While access to care is one of the key drivers of health equity, capacity management is the driver of access. Organizations that effectively manage capacity better serve patients. Resources are the centerpiece for capacity management. You can only achieve successful healthcare access with adequate staff, equipment, facilities, and IT infrastructure to manage the resources. But how does an organization know what resources it needs? First, the organization must identify the services it will provide and what population it intends to serve, driven by the mission of the organization and its underlying clinical capabilities.
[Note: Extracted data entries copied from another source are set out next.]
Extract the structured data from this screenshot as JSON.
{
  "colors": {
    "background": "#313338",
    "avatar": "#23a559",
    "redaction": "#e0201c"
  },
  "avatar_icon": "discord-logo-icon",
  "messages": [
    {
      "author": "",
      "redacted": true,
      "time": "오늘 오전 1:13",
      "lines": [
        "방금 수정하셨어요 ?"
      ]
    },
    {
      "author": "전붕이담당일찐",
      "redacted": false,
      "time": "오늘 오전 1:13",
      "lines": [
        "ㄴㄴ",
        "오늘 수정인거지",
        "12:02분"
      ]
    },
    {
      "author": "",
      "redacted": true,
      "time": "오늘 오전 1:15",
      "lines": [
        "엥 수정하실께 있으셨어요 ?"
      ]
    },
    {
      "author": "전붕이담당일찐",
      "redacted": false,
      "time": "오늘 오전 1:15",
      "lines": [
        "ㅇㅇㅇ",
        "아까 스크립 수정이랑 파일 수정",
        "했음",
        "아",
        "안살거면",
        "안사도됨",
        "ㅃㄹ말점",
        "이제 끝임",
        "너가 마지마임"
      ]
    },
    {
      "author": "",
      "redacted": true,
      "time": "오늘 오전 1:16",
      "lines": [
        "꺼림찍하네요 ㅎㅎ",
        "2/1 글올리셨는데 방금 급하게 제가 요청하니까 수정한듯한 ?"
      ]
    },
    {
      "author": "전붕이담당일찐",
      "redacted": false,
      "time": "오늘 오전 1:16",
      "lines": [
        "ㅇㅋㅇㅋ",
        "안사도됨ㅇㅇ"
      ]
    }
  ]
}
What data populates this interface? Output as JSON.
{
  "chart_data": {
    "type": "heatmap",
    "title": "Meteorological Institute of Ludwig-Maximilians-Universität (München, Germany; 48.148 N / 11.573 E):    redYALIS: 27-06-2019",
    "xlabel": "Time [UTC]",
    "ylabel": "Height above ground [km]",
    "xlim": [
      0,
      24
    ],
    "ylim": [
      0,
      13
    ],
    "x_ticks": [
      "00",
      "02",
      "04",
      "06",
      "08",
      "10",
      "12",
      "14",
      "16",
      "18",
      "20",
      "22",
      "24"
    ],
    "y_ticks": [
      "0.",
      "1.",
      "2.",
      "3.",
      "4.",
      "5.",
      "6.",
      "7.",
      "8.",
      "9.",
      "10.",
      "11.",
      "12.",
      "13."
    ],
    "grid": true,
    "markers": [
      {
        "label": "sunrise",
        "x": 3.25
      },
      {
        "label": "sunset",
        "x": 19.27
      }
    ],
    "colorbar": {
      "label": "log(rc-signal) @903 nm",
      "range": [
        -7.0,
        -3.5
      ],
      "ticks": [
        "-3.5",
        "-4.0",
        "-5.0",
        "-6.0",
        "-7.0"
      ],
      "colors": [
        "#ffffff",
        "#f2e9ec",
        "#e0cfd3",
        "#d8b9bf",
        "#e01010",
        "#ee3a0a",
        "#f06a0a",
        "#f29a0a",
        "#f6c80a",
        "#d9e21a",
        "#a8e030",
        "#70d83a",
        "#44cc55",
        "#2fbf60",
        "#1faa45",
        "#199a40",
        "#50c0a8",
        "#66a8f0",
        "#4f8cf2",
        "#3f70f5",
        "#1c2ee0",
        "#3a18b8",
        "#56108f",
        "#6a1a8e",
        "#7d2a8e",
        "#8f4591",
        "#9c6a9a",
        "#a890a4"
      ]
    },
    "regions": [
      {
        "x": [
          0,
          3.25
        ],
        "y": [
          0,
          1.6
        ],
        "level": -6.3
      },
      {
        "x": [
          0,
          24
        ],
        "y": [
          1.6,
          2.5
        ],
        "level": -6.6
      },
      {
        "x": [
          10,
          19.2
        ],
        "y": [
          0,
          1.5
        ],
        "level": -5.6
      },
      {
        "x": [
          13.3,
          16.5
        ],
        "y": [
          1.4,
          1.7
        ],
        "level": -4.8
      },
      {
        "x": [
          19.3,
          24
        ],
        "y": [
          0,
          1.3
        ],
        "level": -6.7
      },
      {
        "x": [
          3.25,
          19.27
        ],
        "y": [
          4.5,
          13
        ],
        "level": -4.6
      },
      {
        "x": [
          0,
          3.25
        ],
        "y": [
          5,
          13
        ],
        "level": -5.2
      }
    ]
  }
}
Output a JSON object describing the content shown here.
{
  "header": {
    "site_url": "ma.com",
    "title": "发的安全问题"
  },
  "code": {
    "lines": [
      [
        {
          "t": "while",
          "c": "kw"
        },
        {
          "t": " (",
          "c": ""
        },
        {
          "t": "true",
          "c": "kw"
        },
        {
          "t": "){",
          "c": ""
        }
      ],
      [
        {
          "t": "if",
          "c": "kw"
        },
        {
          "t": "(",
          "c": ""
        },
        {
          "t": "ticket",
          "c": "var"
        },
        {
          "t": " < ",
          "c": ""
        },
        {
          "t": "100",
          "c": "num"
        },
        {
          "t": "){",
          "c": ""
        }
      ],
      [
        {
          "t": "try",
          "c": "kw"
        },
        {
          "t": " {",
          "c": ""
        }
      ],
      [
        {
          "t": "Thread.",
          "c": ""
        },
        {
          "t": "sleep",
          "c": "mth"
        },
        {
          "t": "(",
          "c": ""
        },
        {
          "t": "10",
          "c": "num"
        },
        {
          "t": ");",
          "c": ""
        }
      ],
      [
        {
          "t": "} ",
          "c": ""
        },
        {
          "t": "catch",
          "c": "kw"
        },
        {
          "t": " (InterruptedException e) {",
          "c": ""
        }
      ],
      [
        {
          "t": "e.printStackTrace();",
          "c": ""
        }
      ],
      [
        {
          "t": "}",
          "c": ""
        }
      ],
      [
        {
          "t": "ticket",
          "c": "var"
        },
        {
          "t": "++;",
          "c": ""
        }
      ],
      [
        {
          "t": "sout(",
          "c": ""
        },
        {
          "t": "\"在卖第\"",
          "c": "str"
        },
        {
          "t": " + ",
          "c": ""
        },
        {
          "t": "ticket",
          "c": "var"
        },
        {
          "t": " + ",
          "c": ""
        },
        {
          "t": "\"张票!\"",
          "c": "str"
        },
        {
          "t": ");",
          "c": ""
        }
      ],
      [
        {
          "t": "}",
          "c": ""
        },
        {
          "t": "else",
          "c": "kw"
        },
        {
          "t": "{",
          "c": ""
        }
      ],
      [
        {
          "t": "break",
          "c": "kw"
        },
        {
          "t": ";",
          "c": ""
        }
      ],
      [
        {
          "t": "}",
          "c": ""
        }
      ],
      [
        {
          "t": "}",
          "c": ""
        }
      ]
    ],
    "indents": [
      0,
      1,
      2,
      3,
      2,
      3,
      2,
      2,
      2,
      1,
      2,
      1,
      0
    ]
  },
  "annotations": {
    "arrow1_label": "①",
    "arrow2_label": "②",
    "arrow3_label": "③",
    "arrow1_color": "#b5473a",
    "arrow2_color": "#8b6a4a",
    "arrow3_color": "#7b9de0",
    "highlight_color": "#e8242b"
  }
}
The organization then chooses metrics to measure outcomes. Next comes reviews and rewrites of its processes and workflows to achieve desired results. Using historical utilization data, the organization determines the various recourses needed to deliver services so that capacity meets demand. To effectively manage capacity, an organization must regularly collect process measures to be sure systems, which I mean service lines, are running efficiently and delivering quality patient care. In addition, organizations must collect patient experience data to ensure patient needs are appropriately met.
If your healthcare IT is not capturing this detailed level of data – or if you are, but you are not processing it as capacity management data that links to your organization’s outcomes – then it is useless data. You are flying blind and will have great difficulty enhancing your organizational proficiency. Healthcare delivery improves by maximizing capacity planning and integrating it with efficient scheduling of people and physical resources. All of this is best accomplished with the participation of healthcare IT tools. What is your perspective on the relationship between health equity, access, and capacity management?